Because toxaphene will evaporate from its solid state and only imperfectly dissolves in water, it can remain active in the atmosphere for extended periods. Research indicates its pervasive presence in the Great Lakes area as well as other locations. While in use, its presence in the air was measured at one part per billion and this level has presumably declined in subsequent years. Its presence in drinking water is very rare, although it is most prevalent in those bodies of water in which it was used to eliminate what were considered excess species or numbers of fish. Its presence is greater at the lower levels of such bodies of water, where it tends to collect. However, there is comparatively little information about the impact of mild exposures to the substance or the point at which mild exposure becomes dangerous. Nevertheless, it is classified as a probable carcinogen for humans. Exposure is possible through atmospheric interaction, drinking contaminated water, or eating fish or shellfish that are contaminated. Research suggests that while the substance is detectable over wide areas, few such areas are heavily contaminated to the extent of representing a serious menace to human life.

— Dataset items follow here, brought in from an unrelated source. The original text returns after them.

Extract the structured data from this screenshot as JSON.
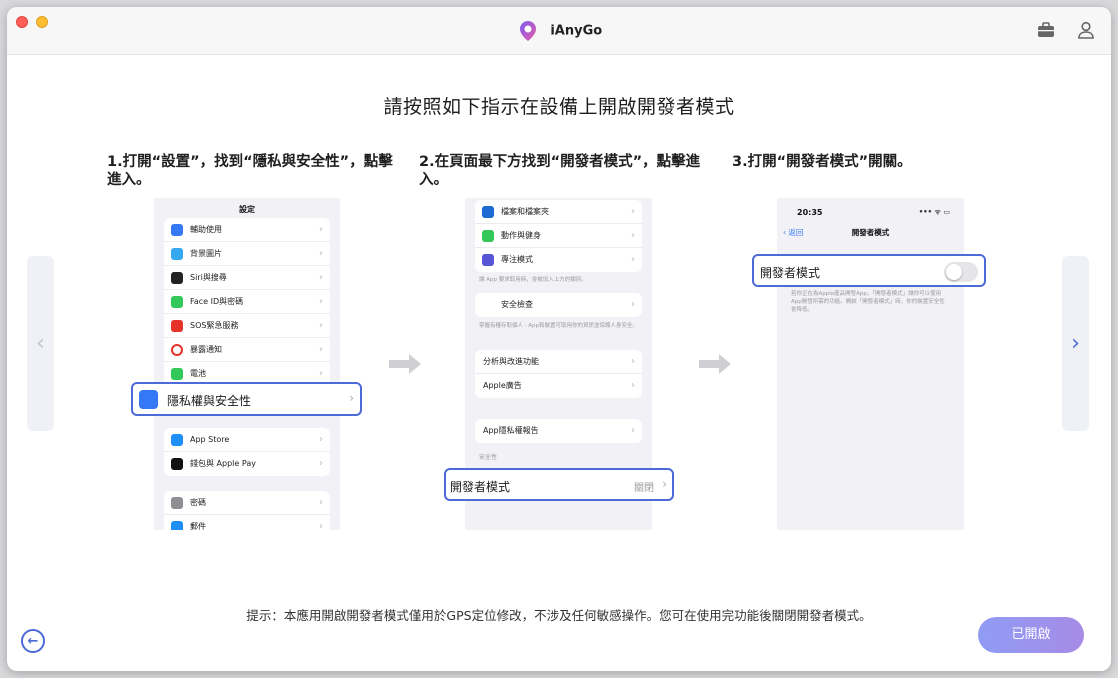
{
  "app": {
    "name": "iAnyGo"
  },
  "heading": "請按照如下指示在設備上開啟開發者模式",
  "steps": [
    {
      "title": "1.打開“設置”，找到“隱私與安全性”，點擊進入。"
    },
    {
      "title": "2.在頁面最下方找到“開發者模式”，點擊進入。"
    },
    {
      "title": "3.打開“開發者模式”開關。"
    }
  ],
  "phone1": {
    "title": "設定",
    "group1": [
      "輔助使用",
      "背景圖片",
      "Siri與搜尋",
      "Face ID與密碼",
      "SOS緊急服務",
      "暴露通知",
      "電池"
    ],
    "highlight": "隱私權與安全性",
    "group2": [
      "App Store",
      "錢包與 Apple Pay"
    ],
    "group3": [
      "密碼",
      "郵件"
    ]
  },
  "phone2": {
    "group1": [
      "檔案和檔案夾",
      "動作與健身",
      "專注模式"
    ],
    "note1": "讓 App 要求取用時，會被加入上方的類別。",
    "safety": "安全檢查",
    "note2": "掌握有權存取個人 · App和裝置可取用你的資訊並保護人身安全。",
    "group3": [
      "分析與改進功能",
      "Apple廣告"
    ],
    "report": "App隱私權報告",
    "section": "安全性",
    "highlight": "開發者模式",
    "highlight_value": "關閉"
  },
  "phone3": {
    "time": "20:35",
    "back": "返回",
    "title": "開發者模式",
    "highlight": "開發者模式",
    "note": "若你正在為Apple產品開發App，「開發者模式」讓你可以使用App開發所需的功能。開啟「開發者模式」時，你的裝置安全性會降低。"
  },
  "tip": "提示：本應用開啟開發者模式僅用於GPS定位修改，不涉及任何敏感操作。您可在使用完功能後關閉開發者模式。",
  "buttons": {
    "enabled": "已開啟"
  }
}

Toxaphene is an example of the almost indiscriminate use of a substance that subsequently turns out to be dangerous to people and animals and damaging to the environment. It demonstrates the need for a properly rigorous testing regimen prior to the licensing of new chemical substances and the need to monitor their effects in the light of new learning.

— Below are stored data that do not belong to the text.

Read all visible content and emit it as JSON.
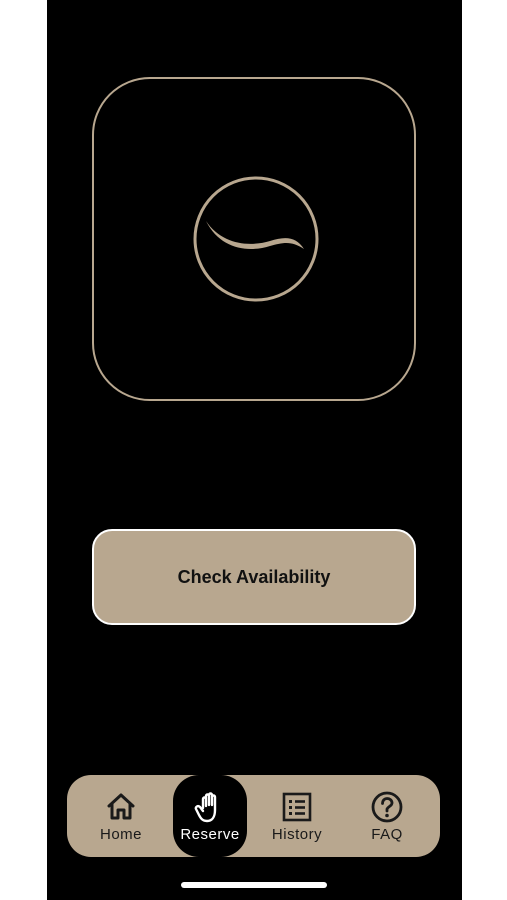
{
  "main": {
    "action_button_label": "Check Availability"
  },
  "tab_bar": {
    "tabs": [
      {
        "label": "Home",
        "icon": "home-icon",
        "active": false
      },
      {
        "label": "Reserve",
        "icon": "hand-icon",
        "active": true
      },
      {
        "label": "History",
        "icon": "list-icon",
        "active": false
      },
      {
        "label": "FAQ",
        "icon": "question-circle-icon",
        "active": false
      }
    ]
  },
  "colors": {
    "background": "#000000",
    "accent": "#b8a78f",
    "button_border": "#ffffff",
    "text_dark": "#111111"
  }
}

- Agency for Toxic Substances and Disease Registry (ATSDR), “ToxFAQs for Toxaphene” (ATSDR, 2006), www.atsdr.cdc.gov;
- Environmental Protection Agency (EPA), “Toxaphene” (EPA, 2000), www.epa.gov;
- Jianmin Ma et , “Tracking Toxaphene in the North American Great Lakes Basin: 2. A Strong Episodic Long-Range Transport Event,” Environmental Science and Technology (v.39/21, 2005);
- A. Saleh, “Toxaphene: Chemistry, Biochemistry, Toxicity and Environmental Fate,” Review of Environmental Contaminants and Toxicology (v.118, 1991).